Having hit the gift shop for goodies, we bundled back up to brave the sub-freezing temps to make our way to the ski area at Bear Paw, arriving just in time to hit the food court for the second day to enjoy lunch. Fully stuffed, we opted to trade in our ski boots in favor of going tubing.
If you’ve never gone snow tubing before, I can honestly say there is nothing like it. At Canaan Valley Resort they have another Magic Carpet in their tubing park, so you don’t have to climb all the way up the hill. Instead, you ride up, taking in the spectacular views of the mountain. After your first run, you’ll do this while catching your breath, having screamed and laughed your head off the whole way down.

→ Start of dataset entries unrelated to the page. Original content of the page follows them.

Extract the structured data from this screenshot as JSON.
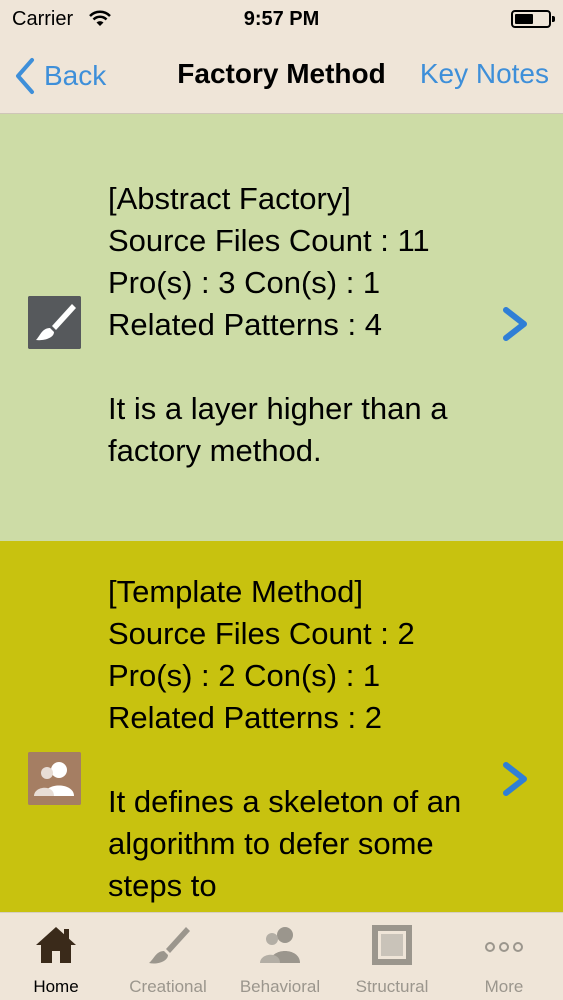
{
  "status_bar": {
    "carrier": "Carrier",
    "time": "9:57 PM",
    "battery_level": 0.55
  },
  "nav": {
    "back_label": "Back",
    "title": "Factory Method",
    "right_button": "Key Notes"
  },
  "rows": [
    {
      "name": "[Abstract Factory]",
      "source_files": "Source Files Count : 11",
      "pros_cons": "Pro(s) : 3 Con(s) : 1",
      "related": "Related Patterns : 4",
      "description": "It is a layer higher than a factory method.",
      "icon": "paintbrush-icon",
      "background": "#cddca6"
    },
    {
      "name": "[Template Method]",
      "source_files": "Source Files Count : 2",
      "pros_cons": "Pro(s) : 2 Con(s) : 1",
      "related": "Related Patterns : 2",
      "description": "It defines a skeleton of an algorithm to defer some steps to",
      "icon": "users-icon",
      "background": "#c8c20f"
    }
  ],
  "tabs": [
    {
      "label": "Home",
      "icon": "home-icon",
      "active": true
    },
    {
      "label": "Creational",
      "icon": "paintbrush-icon",
      "active": false
    },
    {
      "label": "Behavioral",
      "icon": "users-icon",
      "active": false
    },
    {
      "label": "Structural",
      "icon": "frame-icon",
      "active": false
    },
    {
      "label": "More",
      "icon": "more-dots-icon",
      "active": false
    }
  ],
  "colors": {
    "accent": "#3e8fd9",
    "bar_bg": "#efe5d8",
    "inactive_tab": "#9b968d"
  }
}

Although you can take your individual tube down alone, I highly recommend going down as a group (up to 4 tubes). It was easily better than any regular sledding I’ve ever done, and not just because there was a snowmaker pumping out fresh powder at the bottom. Each tubing session is 2 hours, which is just about perfect, from what we experienced.

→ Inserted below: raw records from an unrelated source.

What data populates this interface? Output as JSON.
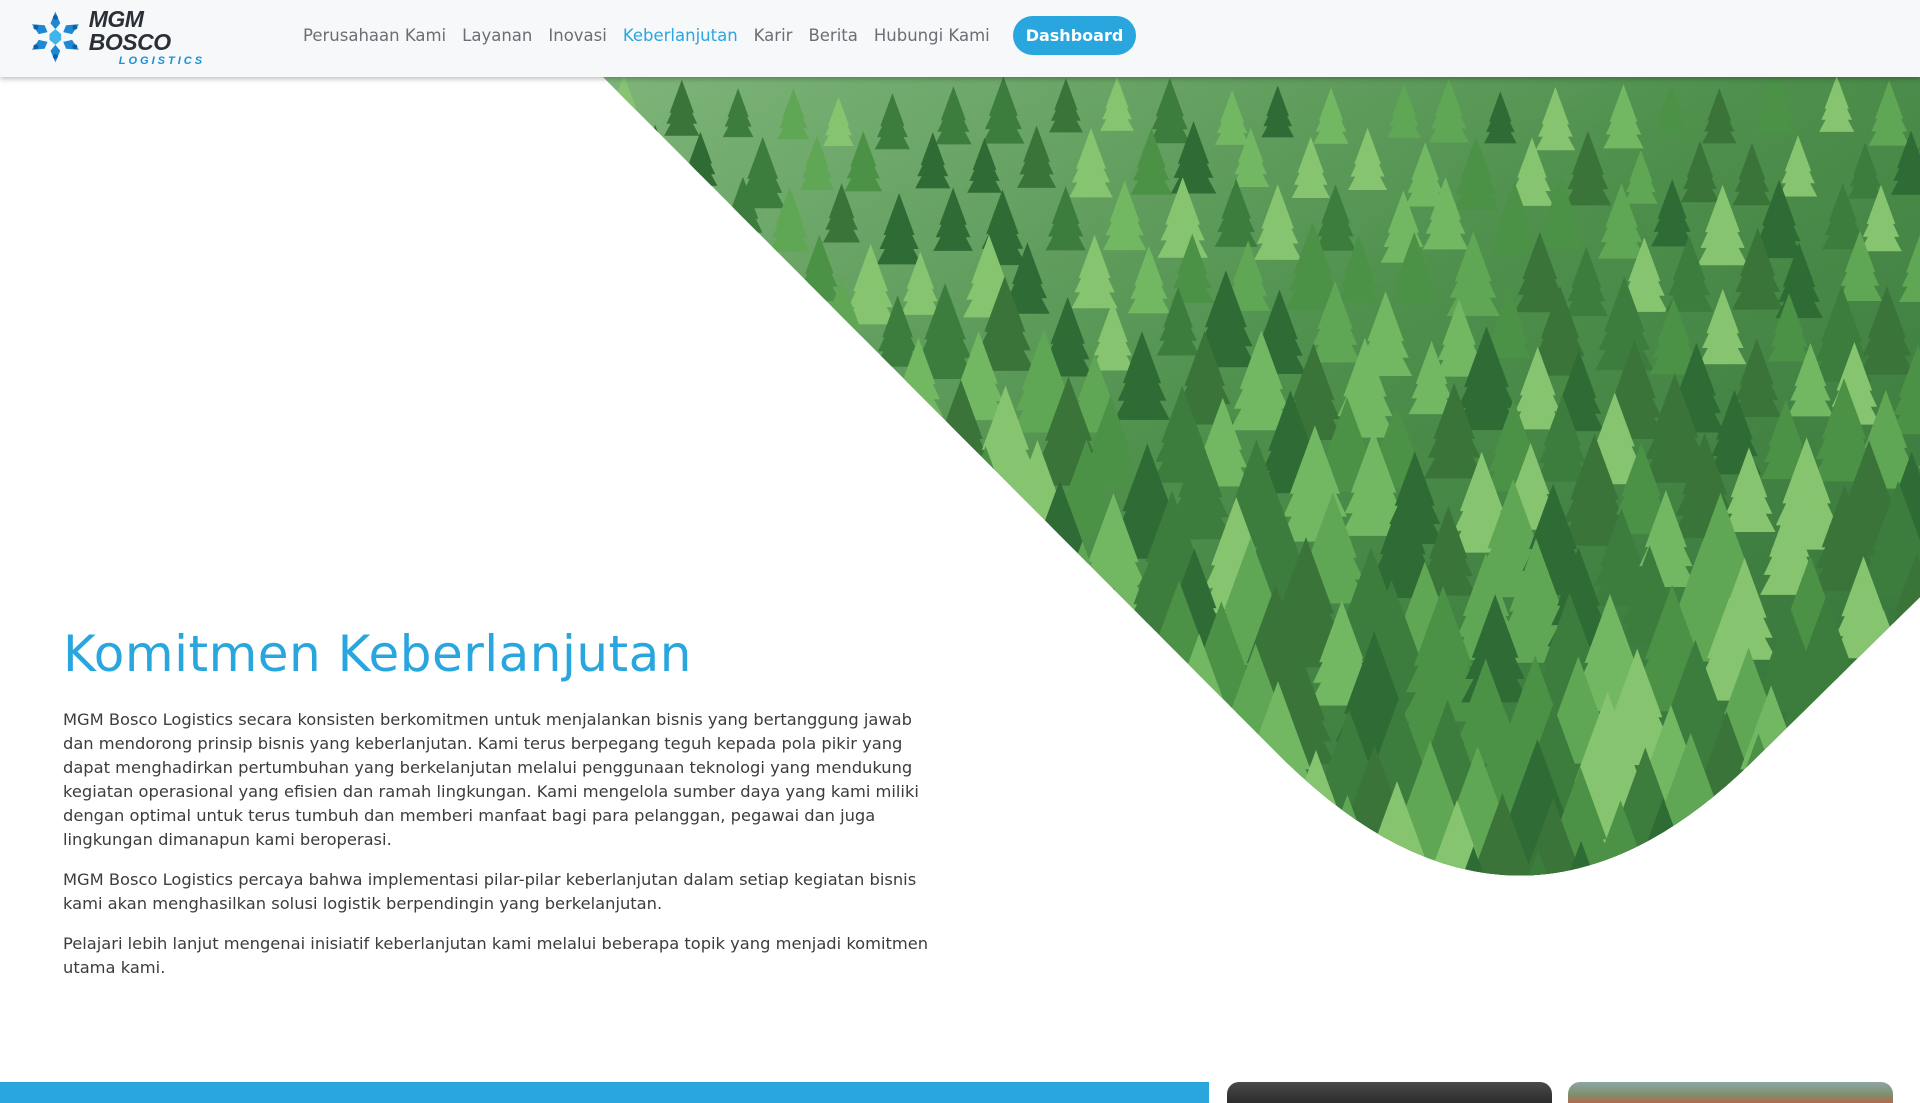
{
  "brand": {
    "name": "MGM BOSCO",
    "tagline": "LOGISTICS",
    "primary_color": "#2aa6df"
  },
  "nav": {
    "items": [
      {
        "label": "Perusahaan Kami",
        "active": false
      },
      {
        "label": "Layanan",
        "active": false
      },
      {
        "label": "Inovasi",
        "active": false
      },
      {
        "label": "Keberlanjutan",
        "active": true
      },
      {
        "label": "Karir",
        "active": false
      },
      {
        "label": "Berita",
        "active": false
      },
      {
        "label": "Hubungi Kami",
        "active": false
      }
    ],
    "dashboard_label": "Dashboard"
  },
  "hero": {
    "image": "forest-icon",
    "title": "Komitmen Keberlanjutan",
    "paragraphs": [
      "MGM Bosco Logistics secara konsisten berkomitmen untuk menjalankan bisnis yang bertanggung jawab dan mendorong prinsip bisnis yang keberlanjutan. Kami terus berpegang teguh kepada pola pikir yang dapat menghadirkan pertumbuhan yang berkelanjutan melalui penggunaan teknologi yang mendukung kegiatan operasional yang efisien dan ramah lingkungan. Kami mengelola sumber daya yang kami miliki dengan optimal untuk terus tumbuh dan memberi manfaat bagi para pelanggan, pegawai dan juga lingkungan dimanapun kami beroperasi.",
      "MGM Bosco Logistics percaya bahwa implementasi pilar-pilar keberlanjutan dalam setiap kegiatan bisnis kami akan menghasilkan solusi logistik berpendingin yang berkelanjutan.",
      "Pelajari lebih lanjut mengenai inisiatif keberlanjutan kami melalui beberapa topik yang menjadi komitmen utama kami."
    ]
  }
}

Although we didn’t get around to exploring the cross-country ski areas, and by this point my legs were jelly, my dear friend wasn’t leaving the resort without testing out their ice rink. So after dinner we scooted down the hill from the main lodge, she laced up some of the resort’s new ice skates, and boogied with a few other brave souls under the disco lights. Fortunately for me, there was a roaring fire to warm up by the rink, and another inside the rental area.
“Canaan Valley Resort Ski Area is in the highest mountain valley to the east of the Rocky Mountains and is known for breathtaking views of the mountainous region. The ski resort has a summit elevation of 4,280 feet above sea level, 91 skiable acres, four lifts – one quad, two triples and a magic carpet – a terrain park and ski school. With 47 trails and slopes, the Critters Crawl beginner area – a dedicated beginner instruction trail serviced by its own magic carpet – and ski school for private and group lessons, Canaan Valley Resort Ski Area offers a memorable winter adventure for every skier and snowboarder.”